High Mix of Parts Being Manufactured at The Same Time

Most companies have many skilled welders manufacturing different parts. This presents a problem with traditional automation, though there is a lot of robotic welding taking place it is not all the same. A traditional automation cell will have one-two station. A flat table in front of the robot or a turntable with a side A and B are typical examples. This means a maximum of only two different parts can be welded at once. In a manufacturing environment where 100’s parts are required to be welded at the same time in low batch runs, welding only two at a time can’t meet the utilization criteria. More time is spent on part change over than actually producing. No arc, no revenue.

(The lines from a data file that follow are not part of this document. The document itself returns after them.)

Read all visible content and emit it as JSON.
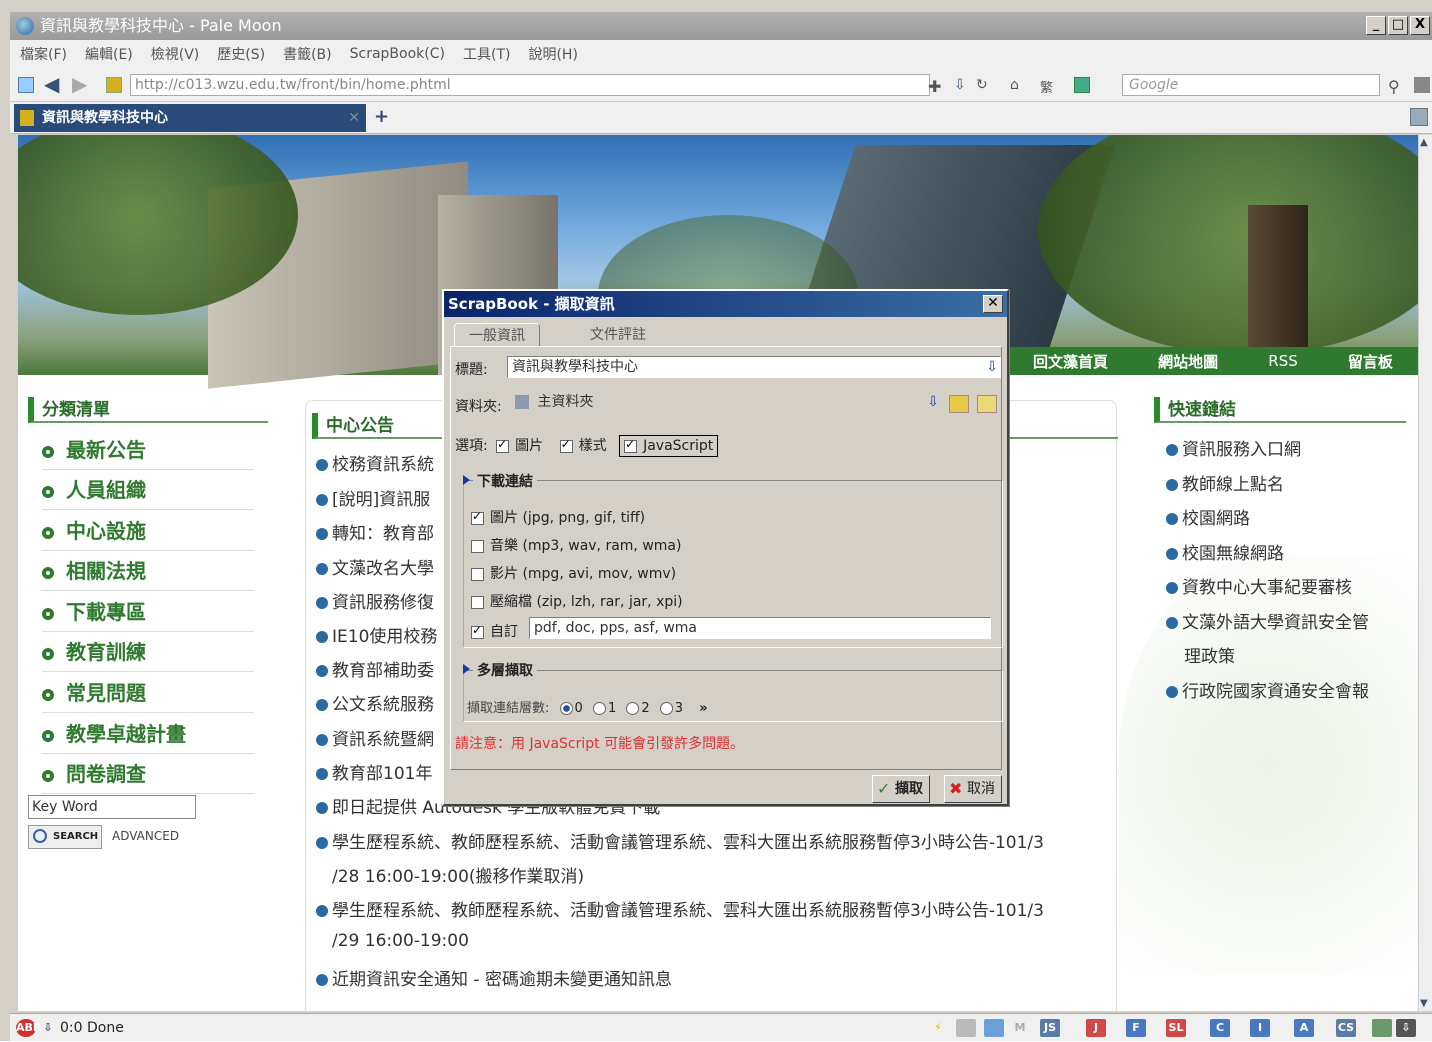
{
  "window": {
    "title": "資訊與教學科技中心 - Pale Moon",
    "buttons": [
      "_",
      "□",
      "X"
    ]
  },
  "menubar": [
    "檔案(F)",
    "編輯(E)",
    "檢視(V)",
    "歷史(S)",
    "書籤(B)",
    "ScrapBook(C)",
    "工具(T)",
    "說明(H)"
  ],
  "navbar": {
    "url": "http://c013.wzu.edu.tw/front/bin/home.phtml",
    "search_placeholder": "Google"
  },
  "tabs": [
    {
      "label": "資訊與教學科技中心"
    }
  ],
  "banner_nav": [
    "回文藻首頁",
    "網站地圖",
    "RSS",
    "留言板"
  ],
  "sidebar": {
    "heading": "分類清單",
    "items": [
      "最新公告",
      "人員組織",
      "中心設施",
      "相關法規",
      "下載專區",
      "教育訓練",
      "常見問題",
      "教學卓越計畫",
      "問卷調查"
    ],
    "keyword": "Key Word",
    "search_label": "SEARCH",
    "advanced_label": "ADVANCED"
  },
  "news": {
    "heading": "中心公告",
    "items": [
      "校務資訊系統",
      "[說明]資訊服",
      "轉知：教育部",
      "文藻改名大學",
      "資訊服務修復",
      "IE10使用校務",
      "教育部補助委",
      "公文系統服務",
      "資訊系統暨網",
      "教育部101年",
      "即日起提供 Autodesk 學生版軟體免費下載",
      "學生歷程系統、教師歷程系統、活動會議管理系統、雲科大匯出系統服務暫停3小時公告-101/3",
      "/28 16:00-19:00(搬移作業取消)",
      "學生歷程系統、教師歷程系統、活動會議管理系統、雲科大匯出系統服務暫停3小時公告-101/3",
      "/29 16:00-19:00",
      "近期資訊安全通知 - 密碼逾期未變更通知訊息"
    ]
  },
  "quicklinks": {
    "heading": "快速鏈結",
    "items": [
      "資訊服務入口網",
      "教師線上點名",
      "校園網路",
      "校園無線網路",
      "資教中心大事紀要審核",
      "文藻外語大學資訊安全管",
      "理政策",
      "行政院國家資通安全會報"
    ]
  },
  "dialog": {
    "title": "ScrapBook - 擷取資訊",
    "tabs": [
      "一般資訊",
      "文件評註"
    ],
    "title_label": "標題:",
    "title_value": "資訊與教學科技中心",
    "folder_label": "資料夾:",
    "folder_value": "主資料夾",
    "options_label": "選項:",
    "options": [
      {
        "label": "圖片",
        "checked": true
      },
      {
        "label": "樣式",
        "checked": true
      },
      {
        "label": "JavaScript",
        "checked": true
      }
    ],
    "download_heading": "下載連結",
    "downloads": [
      {
        "label": "圖片 (jpg, png, gif, tiff)",
        "checked": true
      },
      {
        "label": "音樂 (mp3, wav, ram, wma)",
        "checked": false
      },
      {
        "label": "影片 (mpg, avi, mov, wmv)",
        "checked": false
      },
      {
        "label": "壓縮檔 (zip, lzh, rar, jar, xpi)",
        "checked": false
      },
      {
        "label": "自訂",
        "checked": true
      }
    ],
    "custom_value": "pdf, doc, pps, asf, wma",
    "multi_heading": "多層擷取",
    "depth_label": "擷取連結層數:",
    "depth_options": [
      "0",
      "1",
      "2",
      "3"
    ],
    "depth_selected": "0",
    "more": "»",
    "warning": "請注意：用 JavaScript 可能會引發許多問題。",
    "ok_label": "擷取",
    "cancel_label": "取消"
  },
  "statusbar": {
    "text": "0:0 Done",
    "icons": [
      "JS",
      "J",
      "F",
      "SL",
      "C",
      "I",
      "A",
      "CS"
    ]
  },
  "colors": {
    "accent_green": "#2f7a2f",
    "dialog_title": "#0a246a",
    "warning": "#e03030"
  }
}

When the tool has the capability to be brought to the skilled welder, moved throughout the shop where it is needed most, it becomes a force multiplier of the skill and production capability of the welder, not a system that needs to be fed. When the tool is freed from the constraints of one location in the shop and the tool can work in any booth, besides the welder, it is a tool and not a fixed system. The shop's production doesn’t change, it is made more productive. The tool is not the axis around which the production orbits, like traditional automation, it simply enhances every aspect of the way you produce products today.

Short Delivery Times

When the tool can be implemented in the same time frame as the welder needs to prepare for production, the tool has the potential to increase the throughput of the individual welder with no impact on the delivery timeline.

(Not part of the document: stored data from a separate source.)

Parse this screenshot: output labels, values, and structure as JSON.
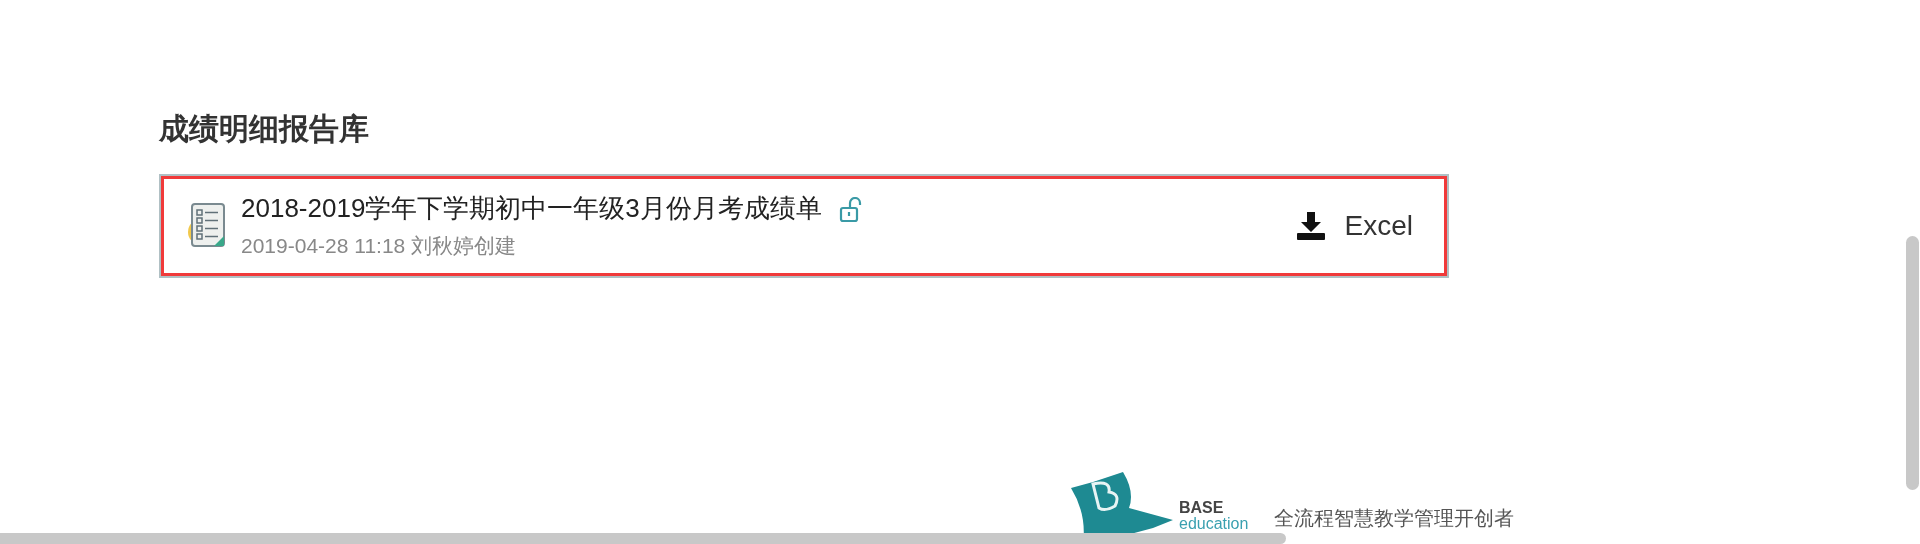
{
  "section_title": "成绩明细报告库",
  "reports": [
    {
      "title": "2018-2019学年下学期初中一年级3月份月考成绩单",
      "locked": false,
      "meta": "2019-04-28 11:18 刘秋婷创建",
      "download_label": "Excel",
      "selected": true
    }
  ],
  "footer": {
    "logo_top": "BASE",
    "logo_bottom": "education",
    "tagline": "全流程智慧教学管理开创者"
  }
}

Typical high volume/low mix production has long-term contracts stretching out over the years. This affords the luxury of time to develop the production strategy, specify and purchase the equipment, install and execute a startup plan. Low volume/high mix production usually has a short time between receiving the order and delivery. There is no time to specify and purchase equipment nor develop and build tooling. Manufacturing must start upon receipt of order. Traditional automation falls short. Even if the automation cell is onsite, tooling the parts and creating the program is usually longer than the timeline allows.

When the tool can be implemented in the same time frame as the welder needs to prepare for production, the tool has the potential to increase the throughput of the individual welder with no impact on the delivery timeline. If the tool and welder are both producing the same part at the same time, the potential for increased throughput with no additional floor space, staff, or overhead costs opens the possibility for adding additional work with little to no additional expense to the company.

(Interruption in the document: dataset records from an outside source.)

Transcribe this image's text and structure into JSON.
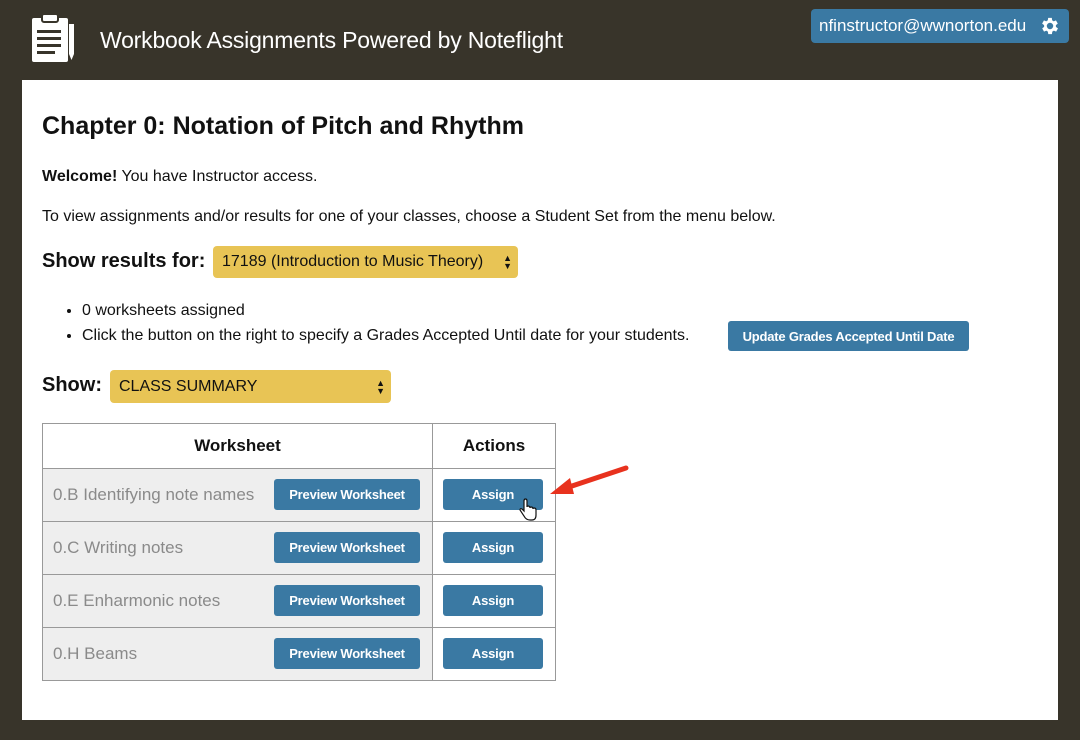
{
  "header": {
    "app_title": "Workbook Assignments Powered by Noteflight",
    "user_email": "nfinstructor@wwnorton.edu",
    "app_icon": "clipboard-icon",
    "settings_icon": "gear-icon"
  },
  "page": {
    "title": "Chapter 0: Notation of Pitch and Rhythm",
    "welcome_bold": "Welcome!",
    "welcome_text": " You have Instructor access.",
    "instructions": "To view assignments and/or results for one of your classes, choose a Student Set from the menu below.",
    "results_label": "Show results for:",
    "student_set_selected": "17189 (Introduction to Music Theory)",
    "bullet_1": "0 worksheets assigned",
    "bullet_2": "Click the button on the right to specify a Grades Accepted Until date for your students.",
    "update_button": "Update Grades Accepted Until Date",
    "show_label": "Show:",
    "show_selected": "CLASS SUMMARY"
  },
  "table": {
    "headers": {
      "worksheet": "Worksheet",
      "actions": "Actions"
    },
    "preview_label": "Preview Worksheet",
    "assign_label": "Assign",
    "rows": [
      {
        "name": "0.B Identifying note names"
      },
      {
        "name": "0.C Writing notes"
      },
      {
        "name": "0.E Enharmonic notes"
      },
      {
        "name": "0.H Beams"
      }
    ]
  },
  "colors": {
    "background": "#38342a",
    "accent_blue": "#3a79a3",
    "select_yellow": "#e8c455",
    "annotation_arrow": "#e8321e"
  }
}
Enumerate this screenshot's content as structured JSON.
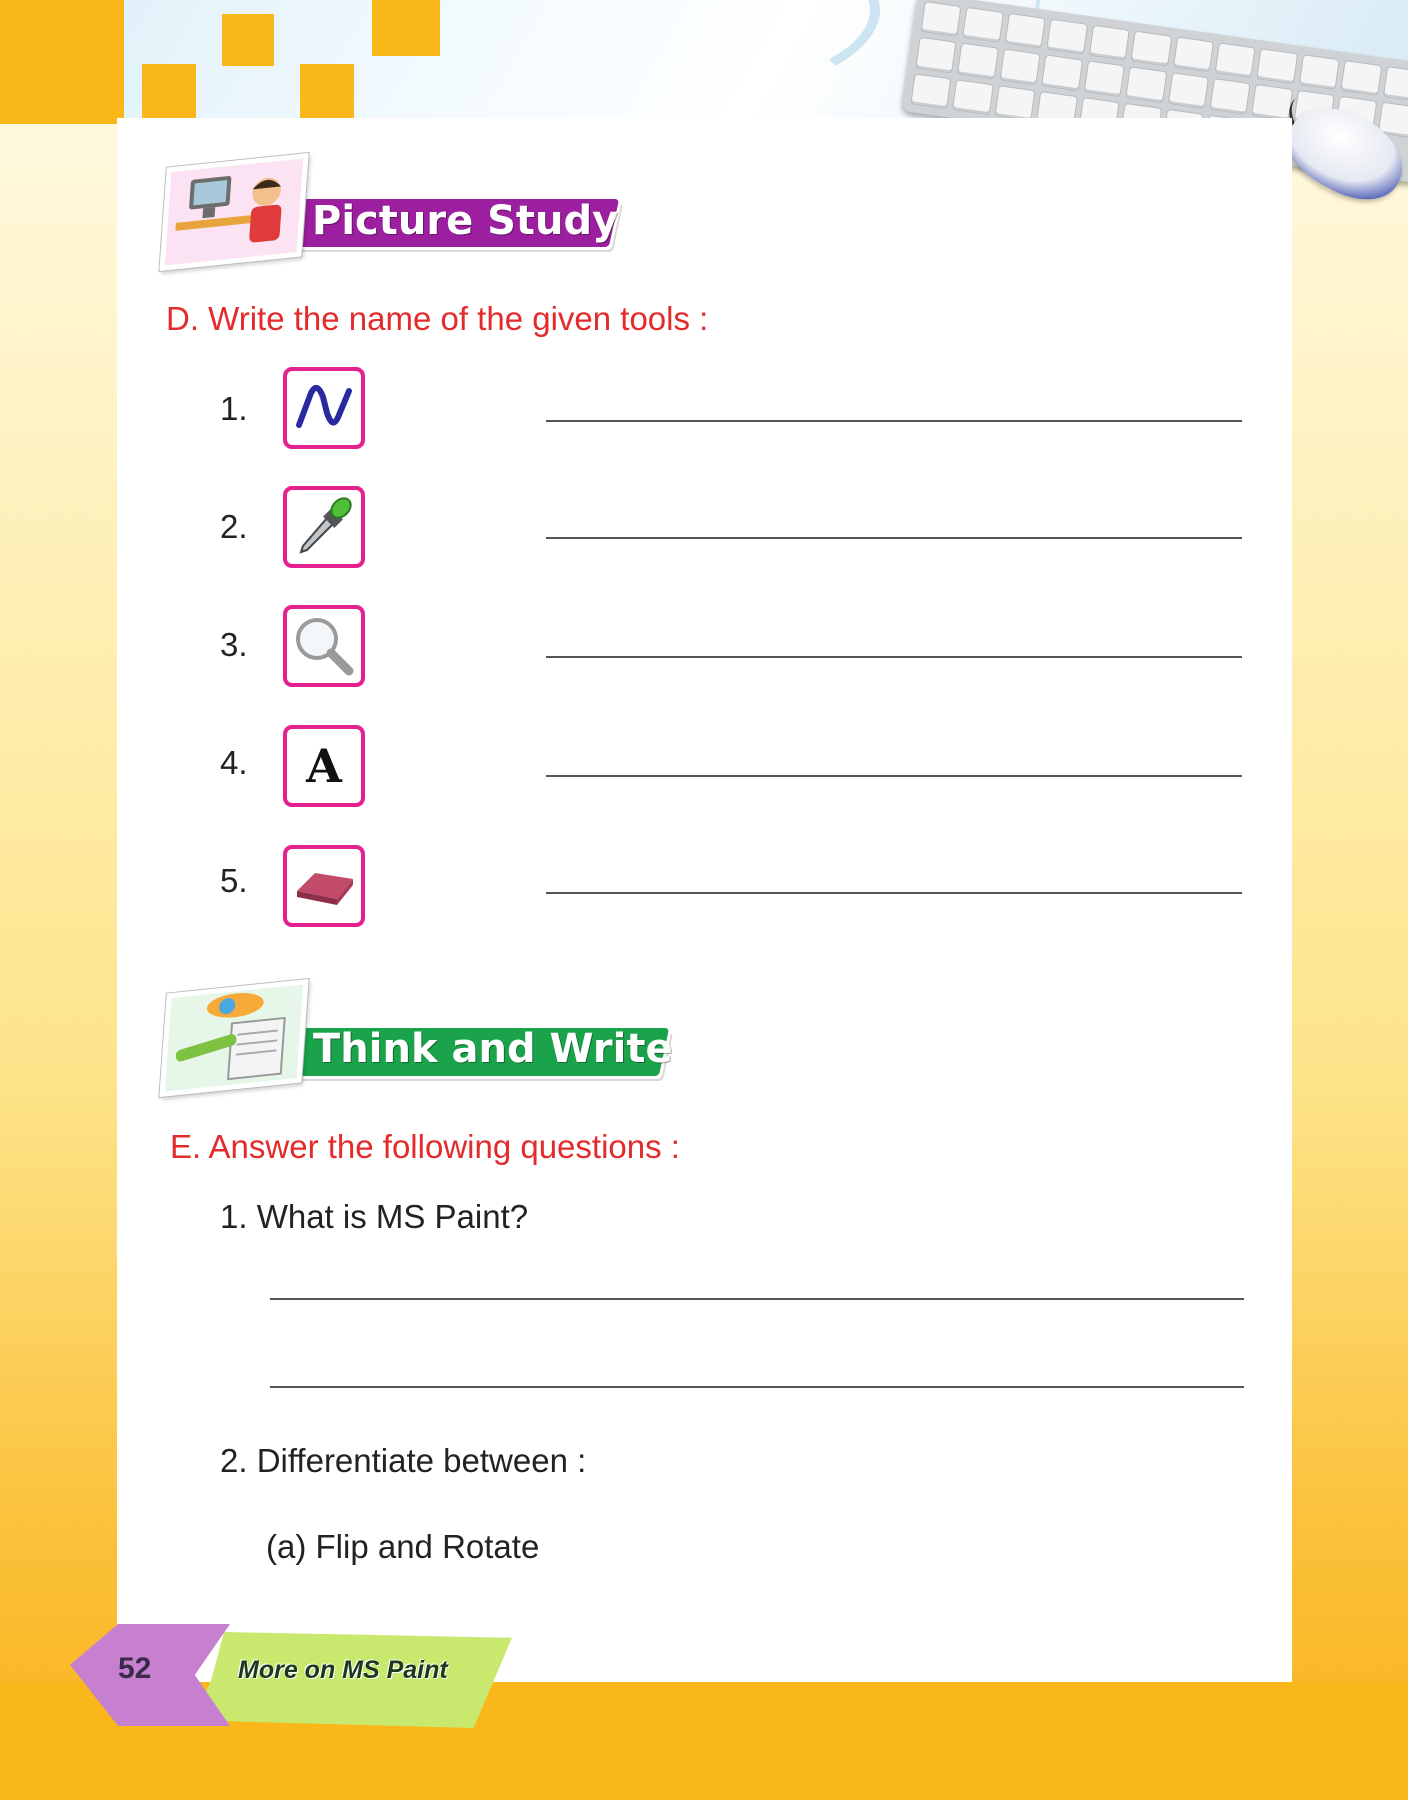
{
  "headings": {
    "picture_study": "Picture Study",
    "think_and_write": "Think and Write"
  },
  "section_d": {
    "label": "D.  Write the name of the given tools :",
    "items": [
      {
        "number": "1.",
        "icon": "curve-icon"
      },
      {
        "number": "2.",
        "icon": "color-picker-icon"
      },
      {
        "number": "3.",
        "icon": "magnifier-icon"
      },
      {
        "number": "4.",
        "icon": "text-icon",
        "glyph": "A"
      },
      {
        "number": "5.",
        "icon": "eraser-icon"
      }
    ]
  },
  "section_e": {
    "label": "E.  Answer the following questions :",
    "q1": "1.  What is MS Paint?",
    "q2": "2.  Differentiate between :",
    "q2a": "(a) Flip and Rotate"
  },
  "footer": {
    "page_number": "52",
    "chapter_title": "More on MS Paint"
  },
  "colors": {
    "accent_yellow": "#f9b719",
    "question_red": "#e32b2b",
    "box_magenta": "#e4208f",
    "picture_study_purple": "#9b1f9e",
    "think_write_green": "#1aa34a"
  }
}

What tool makes this possible?

This tool has been made possible by Universal Robot’s non-traditional, industrial robot known as a collaborative robot, that is used in solutions like the one that will be introduced by Hirebotics in the near future. 

A collaborative robot is one that can work side by side with people, interacting with them in various ways to accomplish a given task. When combined with a welding machine, welding torch, modular tooling system, and table/method of affixing to a part, it becomes the tool we have been discussing. This tool is free to move about your manufacturing floor, going where it is needed. The ability to “lead” the robot through its path makes complex programming and long training sessions obsolete.

The Hirebotics' cloud platform has simplified robotic welding by unlocking unique capabilities for welding, delivering application-specific skills to its robots, and enabling revolutionary experiences for everyday end users through the use of the Hirebotics' mobile app.

Conclusion

Traditional robotic welding has been the savior for many manufacturers. The benefits I discussed are real and they have experienced them. To maximize the potential of automation these companies have built automation departments to honor it and automation is the axis on which their companies turn. This is good, it is the reason cars are better today than ever before, a single farmer can buy and own a tractor for a lifetime and we still manufacture goods in America today. But it is an exclusive club.